President Obama’s budget projects 1.3 trillion dollars in deficit in fiscal 2011. This has provoked a Republican outrage that I simply fail to understand. Here are the facts:

  • When President Bush came to power, America was in its 3rd consecutive year of budget surplus.
  • He cut taxes and went on a spending binge, with strong Republican support. He eventually spent more than any other president since LBJ, including nearly a trillion on the invasion of Iraq.
  • In the process, the Republicans used up the surplus so swiftly that America ran a large deficit 7 out of the 8 Bush years, consecutively since 2001.
  • They accelerated the hands-off policies started during the Clinton era, giving financiers the biggest say in a democracy, and ushering the biggest downturn since the Great Depression.
  • The administration spent another $868 billion on bailing out the financiers and providing stimuli before bowing out in 2008.

So after the “frat boy shipped out,” as The Economist put it, leaving America in a mess on multiple fronts, his supporters are now upset that the “socialist” Obama administration has to run another budget deficit?

This is the type of irresponsible amnesia on part of the Republicans and the Tea Party fanatics that’s going to hurt America’s global position.

And that’s what my article is about.  But I had to introduce the context, because another irresponsible refrain you hear from the right is that the rest of the world is just out to get America.

My question is, will the world continue to sponsor the debt that the United States has raked up? America’s “aura of invincibility,” wrote David Sanger in the New York Times, will last “maybe a long, long time.” While investors would malign any other economy under similar management, it shrugs off “American financial exceptionalism.” So the capital markets worried this week about Europe’s growing debt, but they hardly paid attention to Moody’s polite warning that America’s financial health “will at some point put pressure on [America’s] triple-A government bond rating.”

This optimism and this belief in exceptionalism is a dangerous consequence of the way US politicians allowed the development of a neo-laissez faire: Just borrow and spend, all will be fine in the end. You see that in consumer habits, in subprime markets, in Wall Street’s philosophy of heavy leverage, and in wanton federal spending while lowering taxes. Risk management was mostly rhetoric.

And so, the US government debt burden now is 85 percent of GDP. This is higher than the proportion in the “socialistic” Europe vilified by the American right. Germany: 79 percent, France: 77 percent, Portugal: 76 percent, Britain: 69 percent, and Ireland, which IMF claimed was the sickest of them all: 61 percent.

Still ok, if someone (read: China) is willing to underwrite the debt. China still holds the world’s highest share of US treasury bonds, almost $800 billion worth. But it has been buying less and less, signaling discomfort.

In the 1990s, Canada lost Moody’s triple A rating when its combined federal and provincial debt approached 100% of GDP. As the US inches to that level, a ratings blow may be nearer than most optimists believe.

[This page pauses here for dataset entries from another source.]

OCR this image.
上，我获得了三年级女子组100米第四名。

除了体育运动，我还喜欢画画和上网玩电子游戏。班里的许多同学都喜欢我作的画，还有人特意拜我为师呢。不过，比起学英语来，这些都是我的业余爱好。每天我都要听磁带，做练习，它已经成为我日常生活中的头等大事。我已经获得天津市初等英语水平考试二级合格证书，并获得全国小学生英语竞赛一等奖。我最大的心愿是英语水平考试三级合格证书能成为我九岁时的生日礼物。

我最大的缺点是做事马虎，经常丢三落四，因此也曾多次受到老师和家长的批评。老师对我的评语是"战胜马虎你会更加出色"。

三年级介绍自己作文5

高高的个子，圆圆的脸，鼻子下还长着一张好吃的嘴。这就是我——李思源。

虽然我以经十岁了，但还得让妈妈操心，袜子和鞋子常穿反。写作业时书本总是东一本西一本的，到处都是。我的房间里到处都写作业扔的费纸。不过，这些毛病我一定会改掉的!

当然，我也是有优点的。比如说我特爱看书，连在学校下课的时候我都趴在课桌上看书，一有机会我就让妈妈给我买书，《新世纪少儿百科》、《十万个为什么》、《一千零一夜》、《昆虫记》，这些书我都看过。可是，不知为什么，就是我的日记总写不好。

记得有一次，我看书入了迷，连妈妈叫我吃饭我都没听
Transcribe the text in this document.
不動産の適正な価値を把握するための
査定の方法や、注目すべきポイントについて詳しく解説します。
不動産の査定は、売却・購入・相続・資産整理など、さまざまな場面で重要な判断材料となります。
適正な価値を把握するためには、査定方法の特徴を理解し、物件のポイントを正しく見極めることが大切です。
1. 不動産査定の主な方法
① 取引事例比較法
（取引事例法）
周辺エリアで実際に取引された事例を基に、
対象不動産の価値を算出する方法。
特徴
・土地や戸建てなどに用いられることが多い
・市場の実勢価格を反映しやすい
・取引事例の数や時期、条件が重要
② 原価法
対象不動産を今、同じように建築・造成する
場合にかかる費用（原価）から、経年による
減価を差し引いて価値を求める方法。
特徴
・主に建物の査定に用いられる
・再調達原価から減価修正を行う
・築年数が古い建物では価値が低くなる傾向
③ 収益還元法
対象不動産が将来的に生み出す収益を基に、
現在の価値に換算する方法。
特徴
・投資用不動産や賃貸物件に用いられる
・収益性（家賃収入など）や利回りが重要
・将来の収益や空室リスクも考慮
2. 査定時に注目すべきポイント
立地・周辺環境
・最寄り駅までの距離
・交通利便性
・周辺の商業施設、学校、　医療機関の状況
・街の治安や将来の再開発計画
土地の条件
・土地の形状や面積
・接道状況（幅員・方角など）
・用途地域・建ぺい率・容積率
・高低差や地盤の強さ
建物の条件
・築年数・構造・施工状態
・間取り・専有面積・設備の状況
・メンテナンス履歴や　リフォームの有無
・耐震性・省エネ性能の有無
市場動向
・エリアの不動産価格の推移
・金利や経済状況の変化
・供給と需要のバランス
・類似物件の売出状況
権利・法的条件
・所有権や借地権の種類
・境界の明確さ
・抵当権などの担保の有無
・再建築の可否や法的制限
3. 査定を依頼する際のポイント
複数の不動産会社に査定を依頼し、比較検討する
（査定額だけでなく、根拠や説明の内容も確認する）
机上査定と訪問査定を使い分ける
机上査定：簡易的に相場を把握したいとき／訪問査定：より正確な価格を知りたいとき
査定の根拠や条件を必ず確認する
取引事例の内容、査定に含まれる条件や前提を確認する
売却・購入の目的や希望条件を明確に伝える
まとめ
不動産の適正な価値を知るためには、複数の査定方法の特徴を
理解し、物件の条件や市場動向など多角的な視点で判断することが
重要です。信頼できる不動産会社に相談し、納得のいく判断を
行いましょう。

And for America, that type of a blow will be more than economic. It will send a powerful political message about the overstretch of the world’s superpower. The world wants to believe that US politicians will be able to enact meaningful fiscal change, keeping its long term financial health squarely in sight. But so far, especially with the naysaying, amnesiac, and reactionary performance shown by the right, they will have little to find comforting.